February 22, 2018 Updated: October 5, 2018

North Korea announced it will send an eight-member delegation to the Winter Olympics closing ceremony, led by a man accused of orchestrating attacks on South Korea that killed dozens.

The man is Kim Yong Chol, vice chairman of the central committee of the North’s ruling Workers’ Party of Korea. He also leads the party’s department in charge of affairs with the South.

But he was previously the chief of the Reconnaissance General Bureau, the regime’s spy agency tasked with intelligence operations in foreign countries and cyberwarfare.

The South blames Kim for multiple deadly attacks, including the 2010 sinking of Cheonan warship, which killed 46 seamen, and the bombardment of Yeonpyeong Island in the same year that killed two soldiers and two civilians and left about two dozen wounded.

Epoch Times Photo
U.S. Secretary of Defense Ashton Carter (2nd R) and South Korean Defense Minister Han Min-koo (2nd L) visit the Cheonan ship that sank near Baengnyeong Island in the Yellow Sea after an apparent North Korean attack, during his visit to the Second Fleet Command in Pyeongtaek, South Korea, on April 10, 2015. (Jeon Heon-Kyun-Pool/Getty Images)
Epoch Times Photo
Plumes of smoke rise from Yeonpyeong island in the Yellow Sea on Nov. 23, 2010, after a North Korean shelling attack. (STR/AFP/Getty Images)
Epoch Times Photo
Damage on South Korea’s Yeonpyeong Island on Dec. 3, 2010, following a North Korean artillery and rocket attack on Nov. 23, 2010. (Kim Jae-Hwan/AFP/Getty Images)

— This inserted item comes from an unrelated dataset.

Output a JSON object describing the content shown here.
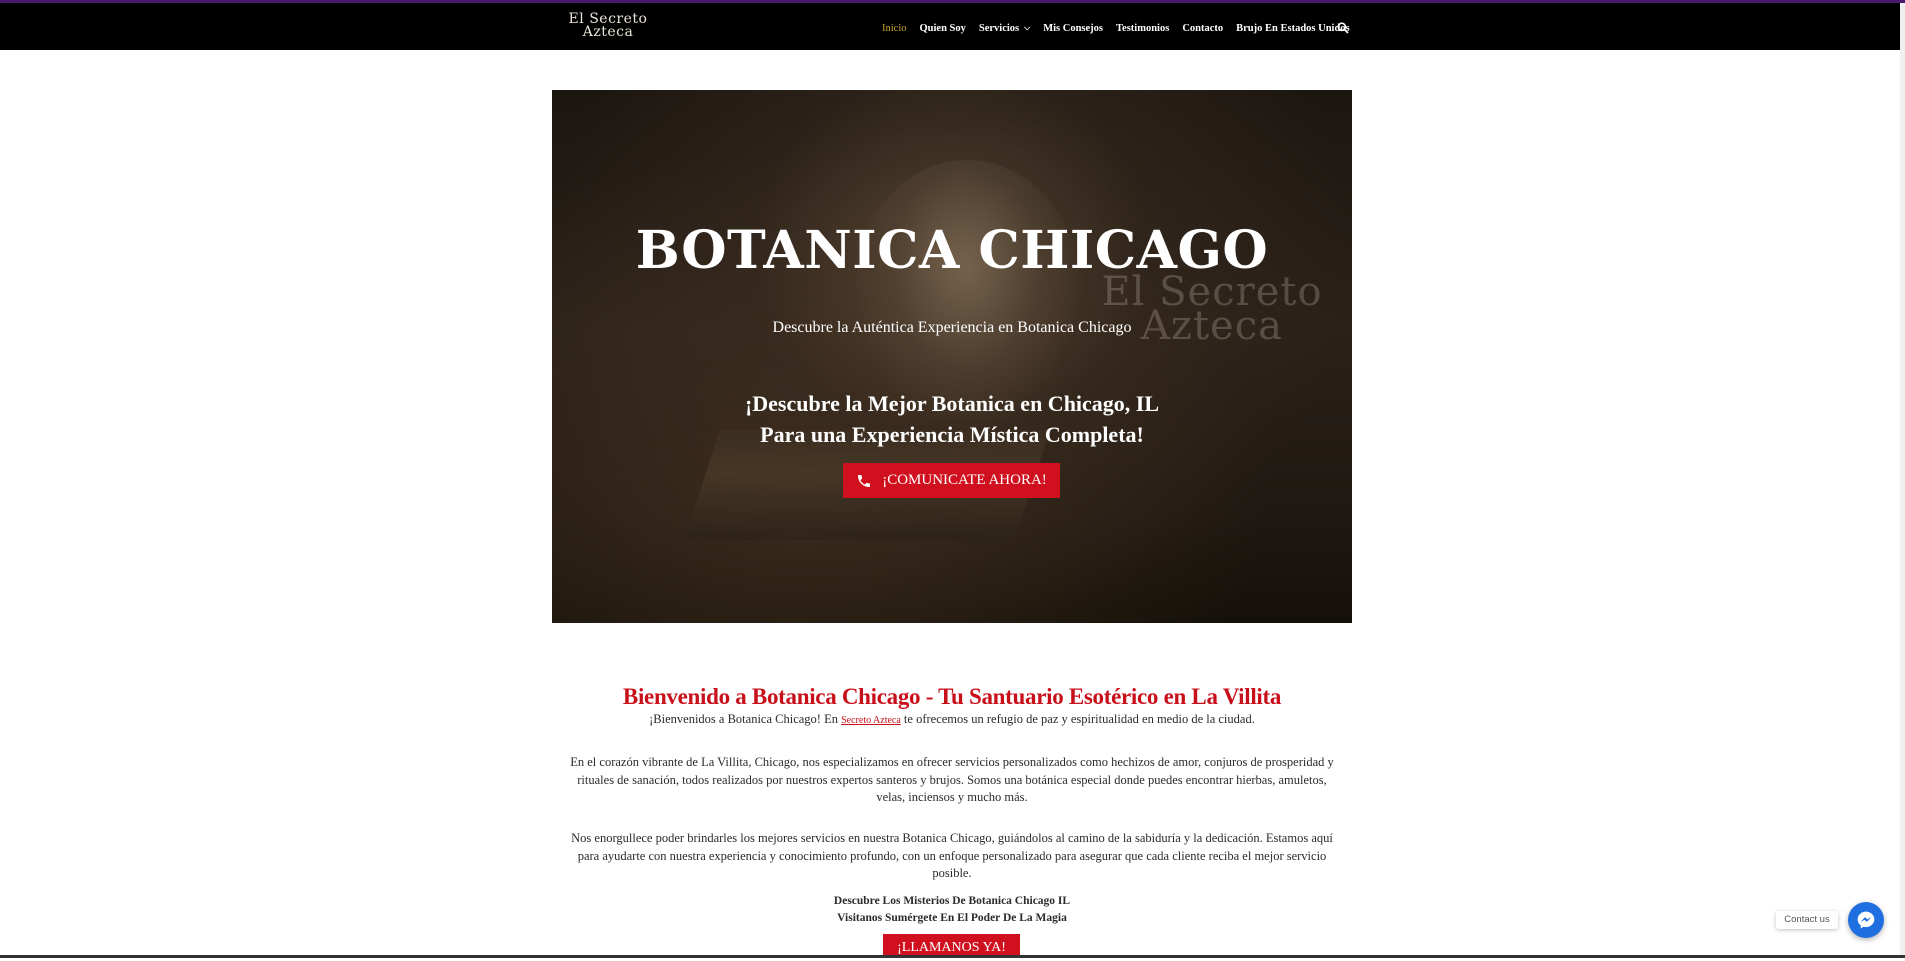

Kim also allegedly orchestrated laying landmines in the demilitarized zone between the North and South that maimed two South Korean soldiers in August 2015.

The reconnaissance bureau is also blamed for the 2014 cyberattack on Sony Pictures Entertainment.

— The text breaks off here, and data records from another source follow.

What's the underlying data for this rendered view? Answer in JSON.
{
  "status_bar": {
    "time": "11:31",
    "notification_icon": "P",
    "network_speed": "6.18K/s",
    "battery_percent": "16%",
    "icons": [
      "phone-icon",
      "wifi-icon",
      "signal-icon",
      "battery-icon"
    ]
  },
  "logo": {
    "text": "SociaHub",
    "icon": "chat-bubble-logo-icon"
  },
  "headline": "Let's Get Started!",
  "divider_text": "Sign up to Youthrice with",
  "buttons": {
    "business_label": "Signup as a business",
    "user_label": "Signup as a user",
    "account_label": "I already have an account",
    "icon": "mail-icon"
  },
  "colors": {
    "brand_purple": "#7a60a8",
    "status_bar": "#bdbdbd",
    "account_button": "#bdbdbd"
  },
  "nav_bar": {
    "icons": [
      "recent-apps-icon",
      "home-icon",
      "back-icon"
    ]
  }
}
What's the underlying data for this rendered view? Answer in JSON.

South Korean Yonhap News Agency called Kim a “hard-liner” whose inclusion in the Olympic delegation “is likely to stir up a controversy as he is blacklisted under Washington and Seoul’s unilateral sanctions.”

Epoch Times Photo
Kim Yong Chol (C) walks by South Korean soldiers after the inter-Korean general talks at the south side of the truce village of Panmunjom, in the Demilitarized Zone on Dec. 14, 2007. (Jung Yeon-Je/AFP/Getty Images)

The closing ceremony is scheduled for Sunday, Feb. 25.

South’s Unification Minister Cho Myoung-gyon said the sanctions involve an asset freeze, not a travel ban, so they won’t prevent Kim from coming.

“The government believes the North Korean delegation’s dispatch will help improve inter-Korean relations and bring peace to the Korean Peninsula, including the North’s denuclearization,” the Ministry of Unification said. “In that sense, Seoul will accept their visit.”

U.S. President Donald Trump’s daughter Ivanka, a senior White House adviser, will visit South Korea the same weekend and meet with South Korean President Moon Jae-in on Friday, Reuters reported. She has no plans to meet with North Korean officials, a senior U.S. administration official told reporters.

The South’s opposition leaders protested Kim’s inclusion in the delegation.

“The only reason that Kim Yong Chol, the main culprit of the Cheonan’s sinking and other provocations against the South, should set his foot in the South should be to come clean on his crimes and kneel before” victims of the attacks and the South Korean people, said Rep. Jun Hee-kyung, a spokeswoman of the main opposition Liberty Korea Party, in a statement, Yonhap reported.